Indeks

Rapat Perdana Komisi XI & KSSK Tegaskan Sinergi Fiskal-Moneter Awal Tahun

Menkeu Purbaya tegaskan komitmen fiskal di hadapan media: likuiditas aman, belanja negara dipercepat, investasi dibuka lebar.(Foto Dok. Menkeu).

Jakarta (DKI Jakarta). MINAKONEWS. Komisi XI DPR RI menggelar rapat perdana bersama Komite Stabilitas Sistem Keuangan (KSSK) di Gedung Parlemen, baru-baru ini. Rapat ini menjadi penanda awal tahun fiskal yang produktif, dengan fokus pada penguatan sinergi antara kebijakan fiskal dan moneter untuk menjaga stabilitas sistem keuangan nasional.
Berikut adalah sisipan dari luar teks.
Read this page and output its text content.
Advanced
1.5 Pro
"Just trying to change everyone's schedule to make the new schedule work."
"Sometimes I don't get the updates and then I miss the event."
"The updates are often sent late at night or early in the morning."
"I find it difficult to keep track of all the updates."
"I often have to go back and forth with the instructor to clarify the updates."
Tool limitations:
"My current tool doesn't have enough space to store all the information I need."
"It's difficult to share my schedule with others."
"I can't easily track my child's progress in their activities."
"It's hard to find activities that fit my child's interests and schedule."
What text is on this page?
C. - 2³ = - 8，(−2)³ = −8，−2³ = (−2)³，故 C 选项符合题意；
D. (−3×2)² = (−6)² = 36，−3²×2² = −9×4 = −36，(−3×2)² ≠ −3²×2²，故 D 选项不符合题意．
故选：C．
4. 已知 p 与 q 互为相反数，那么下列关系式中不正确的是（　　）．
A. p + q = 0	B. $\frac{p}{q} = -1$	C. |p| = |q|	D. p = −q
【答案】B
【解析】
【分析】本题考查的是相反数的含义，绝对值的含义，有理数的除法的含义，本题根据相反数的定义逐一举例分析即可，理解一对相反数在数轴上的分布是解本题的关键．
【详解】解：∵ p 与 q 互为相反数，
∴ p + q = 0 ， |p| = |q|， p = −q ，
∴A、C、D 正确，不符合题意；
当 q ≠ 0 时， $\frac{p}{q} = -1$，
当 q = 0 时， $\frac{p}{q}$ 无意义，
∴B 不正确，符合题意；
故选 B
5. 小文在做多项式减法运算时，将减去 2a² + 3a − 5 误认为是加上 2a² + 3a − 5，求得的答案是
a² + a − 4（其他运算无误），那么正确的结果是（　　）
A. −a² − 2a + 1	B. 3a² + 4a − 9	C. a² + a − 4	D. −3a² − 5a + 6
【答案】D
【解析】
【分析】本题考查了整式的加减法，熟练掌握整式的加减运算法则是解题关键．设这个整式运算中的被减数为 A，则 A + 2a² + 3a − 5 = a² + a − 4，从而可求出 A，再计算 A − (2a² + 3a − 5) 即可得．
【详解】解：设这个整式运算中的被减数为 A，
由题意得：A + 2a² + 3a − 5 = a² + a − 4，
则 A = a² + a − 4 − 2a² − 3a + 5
Pertemuan tersebut dihadiri oleh Menteri Keuangan Purbaya Yudhi Sadewa, Gubernur Bank Indonesia, Ketua OJK, dan Kepala LPS. Dalam forum itu, disepakati bahwa likuiditas sistem keuangan nasional dalam kondisi cukup, dan seluruh otoritas sepakat untuk menjaga koordinasi erat agar tekanan global tidak mengganggu stabilitas domestik.

Menkeu Purbaya menyampaikan bahwa target inflasi sebesar 6 persen masih dalam batas realistis dan tidak terlalu sulit dicapai. Ia juga menegaskan bahwa program belanja pemerintah akan dipercepat di awal tahun agar efek pengganda terhadap konsumsi dan investasi langsung terasa di kuartal pertama.

Pemerintah juga akan mengaktifkan kembali Satgas Debottlenecking untuk mengurai hambatan investasi, mempercepat proyek strategis, dan menyederhanakan birokrasi lintas sektor. Satgas ini akan bekerja lintas kementerian dan lembaga, dengan mandat khusus dari Presiden untuk mendorong pertumbuhan ekonomi yang inklusif dan berkelanjutan.

“Kita pastikan likuiditas sistem finansial cukup. BI dan Kemenkeu sudah setuju untuk menjaga itu bersama,” ujar Menkeu Purbaya dalam forum tersebut.

Rapat ini mencerminkan pendekatan pemerintahan Prabowo-Gibran yang menekankan sinkronisasi kebijakan antar-lembaga serta respons cepat terhadap tantangan global.